Não é um pormenor o que o autor escreve no Twitter. Os filhos dos outros, que podiam ser os seus, são como se fossem os filhos dos espectadores, ou os próprios espectadores, inexplicavelmente culpados, sem saber a quem, ou a quê, atribuir culpas. Punk Rock, no modo como descreve as tensões entre um grupo de adolescentes, é um retrato a meio caminho entre a herança de um Noel Coward, nas curtas frases iniciais, plenas de acidez, provocadoras e outra herança que o autor define bizarramente, como romântica e onde cabem autores como John Osborne e Sarah Kane, que abriram uma chaga social na fleuma britânica. Ou seja, gerações diferentes de um mesmo teatro que foi querendo defender uma representação social o mais disruptiva possível.
“O teatro não é um dispositivo de palavras, mas de consequências”, diz Stephens em entrevista ao Ípsilon. Por isso, perguntar se o texto tem alguma responsabilidade política é um gesto retórico que assume a passividade do próprio espectador. “Sou atraído por personagens, atitudes e contextos, e a linguagem é acção. É importante que a linguagem defina uma personagem, mas é igualmente importante que aquilo que diz decorra da situação na qual se encontra e não que se perceba que é uma imposição, ou um maneirismo, do autor.”
Ao contrário de uma peça mais recente como Motortown, escrita em quatro dias — entre o anúncio de que Londres havia sido escolhida para acolher os Jogos Olímpicos de 2012 e as bombas que explodiram no metro —, a violência em Punk Rock não é exterior, como nessa peça que coloca jovens pouco mais velhos a falarem sobre as experiências na guerra do Iraque. A violência é interior, é intrínseca às personagens. Não será pela música, que Stephens admite pontuar, sublinhar, e até harmonizar o próprio texto (ouvem-se Eric’s trip, dos Sonic Youth, Kerosene, dos Big Black, e Touch me I’m sick, dos Mudhoney), mas poderia ser um bode expiatório, e um golpe fácil. Não será pela pressão social, ou parental, ou auto-infligida — mas poderia ser, porque Stephens entende que habita estas personagens um último sopro romântico, uma angst suicida de influências germânicas (O Despertar da Primavera, de Frank Wedekind, Dores de Juventude, de Ferdinand Bruckner, e até A Paixão do Jovem Werther, de Goethe). Mas o autor não esclarece a origem do mal. “Não estou certo certo de que o teatro seja o lugar adequado para se ter um discurso, palavra que tem, aliás, definições contraditórias. O teatro é, acima de tudo, um lugar de incertezas e contradições.”
O medo a explodir
Punk Rock é o inicio de uma conversa que expõe o medo e o faz explodir. O desencontro emocional entre Lily, a aluna recém-chegada, e William, o rapaz que inventou a morte dos pais, é, às 8h31 da manhã na biblioteca de uma escola privada em Stockport, a história de centenas de outros rapazes e de outras raparigas. Mas quando, nas sequências seguintes, aquela mesma biblioteca, lugar de encontro dos alunos, sem guarda à vista dos professores, se transforma numa arena onde eles se disputam, competem e seduzem, se transforma, finalmente, num lugar de crime e horror, as mesmas palavras que pareciam saídas da banalidade adolescente revelam a invisível fronteira entre a acção e a consequência. A violência nasce do interior daquela banalidade, não como elemento exterior e, por isso mesmo, o que a explica é a impossibilidade de definir o seu lugar de origem.

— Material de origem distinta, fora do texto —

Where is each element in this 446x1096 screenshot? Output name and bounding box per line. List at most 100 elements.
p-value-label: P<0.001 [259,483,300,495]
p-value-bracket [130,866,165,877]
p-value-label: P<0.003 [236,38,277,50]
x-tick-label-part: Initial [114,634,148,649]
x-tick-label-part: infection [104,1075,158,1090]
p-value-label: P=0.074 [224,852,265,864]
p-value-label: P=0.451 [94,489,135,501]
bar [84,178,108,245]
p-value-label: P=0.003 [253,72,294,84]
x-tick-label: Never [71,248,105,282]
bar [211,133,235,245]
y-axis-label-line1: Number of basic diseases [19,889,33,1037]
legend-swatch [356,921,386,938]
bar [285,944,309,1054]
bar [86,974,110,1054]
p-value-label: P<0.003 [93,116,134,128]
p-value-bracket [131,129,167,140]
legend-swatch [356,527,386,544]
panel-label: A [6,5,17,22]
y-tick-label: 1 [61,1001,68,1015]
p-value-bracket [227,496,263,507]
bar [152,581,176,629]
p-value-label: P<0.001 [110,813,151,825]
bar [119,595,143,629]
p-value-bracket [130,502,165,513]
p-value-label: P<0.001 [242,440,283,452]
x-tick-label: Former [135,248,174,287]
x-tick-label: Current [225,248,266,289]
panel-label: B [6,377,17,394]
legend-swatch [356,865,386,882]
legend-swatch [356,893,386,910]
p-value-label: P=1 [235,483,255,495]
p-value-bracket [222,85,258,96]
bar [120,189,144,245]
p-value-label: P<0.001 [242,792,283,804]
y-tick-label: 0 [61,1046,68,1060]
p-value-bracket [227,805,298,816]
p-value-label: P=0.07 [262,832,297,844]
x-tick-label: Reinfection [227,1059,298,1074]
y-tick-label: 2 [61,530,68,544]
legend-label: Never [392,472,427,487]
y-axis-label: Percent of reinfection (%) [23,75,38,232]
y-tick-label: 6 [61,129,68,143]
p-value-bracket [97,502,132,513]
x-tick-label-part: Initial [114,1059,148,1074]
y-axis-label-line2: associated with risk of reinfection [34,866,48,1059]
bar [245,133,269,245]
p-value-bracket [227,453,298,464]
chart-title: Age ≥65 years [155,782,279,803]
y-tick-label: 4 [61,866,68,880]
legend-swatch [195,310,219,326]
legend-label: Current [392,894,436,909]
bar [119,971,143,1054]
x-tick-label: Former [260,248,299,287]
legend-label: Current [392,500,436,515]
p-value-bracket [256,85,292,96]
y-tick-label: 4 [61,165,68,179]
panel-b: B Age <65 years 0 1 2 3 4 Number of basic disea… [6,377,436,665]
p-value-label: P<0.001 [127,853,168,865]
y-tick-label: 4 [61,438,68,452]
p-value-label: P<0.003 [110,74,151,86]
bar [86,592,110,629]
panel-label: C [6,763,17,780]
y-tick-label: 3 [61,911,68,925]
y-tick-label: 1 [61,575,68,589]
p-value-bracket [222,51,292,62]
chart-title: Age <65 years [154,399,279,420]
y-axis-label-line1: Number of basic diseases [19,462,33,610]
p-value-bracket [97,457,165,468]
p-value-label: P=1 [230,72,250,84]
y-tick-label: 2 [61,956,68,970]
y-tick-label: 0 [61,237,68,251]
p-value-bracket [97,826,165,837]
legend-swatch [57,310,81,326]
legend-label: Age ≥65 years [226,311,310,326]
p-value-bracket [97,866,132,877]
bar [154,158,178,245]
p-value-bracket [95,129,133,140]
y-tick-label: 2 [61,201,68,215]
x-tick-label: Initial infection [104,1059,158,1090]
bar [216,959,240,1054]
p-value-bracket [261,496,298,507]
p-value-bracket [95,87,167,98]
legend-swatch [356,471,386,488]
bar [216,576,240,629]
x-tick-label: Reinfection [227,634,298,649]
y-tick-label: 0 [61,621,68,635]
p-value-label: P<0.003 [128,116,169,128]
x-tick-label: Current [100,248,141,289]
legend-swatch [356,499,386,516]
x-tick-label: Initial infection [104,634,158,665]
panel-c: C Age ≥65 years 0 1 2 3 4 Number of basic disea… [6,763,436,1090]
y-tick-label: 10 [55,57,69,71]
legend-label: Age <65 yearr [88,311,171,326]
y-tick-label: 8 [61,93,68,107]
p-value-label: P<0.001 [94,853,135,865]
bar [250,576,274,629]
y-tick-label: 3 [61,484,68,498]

Pedro Carraca encena o texto de Stephens de modo discreto, cuidado, quase cúmplice dos adolescentes, porque atento às subtilezas de um texto que ilude o espectador-leitor na sua dengosidade, no seu adormecimento adolescente, num quotidiano reconhecível e perigosamente confiável. Os rostos de espanto dos actores (Ana Luísa Amaral, Íris Macedo, Isac Graça, João Pedro Mamede, Marc Xavier, Pedro Gabriel Marques e Rita Cabaço) espelham a incredulidade dos espectadores perante o corte brusco na banalidade dos dias. E depois, à sétima sequência, num quarto do hospital de Suttons Manor, as perguntas do médico (António Simão) são as mesmas perguntas que, por momentos breves, os espectadores se permitem fazer. Porquê? Diz o autor: “Não é minha intenção explicitar um discurso num sistema definido e articulado. Espero introduzir conflitos e incertezas que criem no espectador a consciência da decisão. Até mesmo da decisão sobre o que é esta peça.”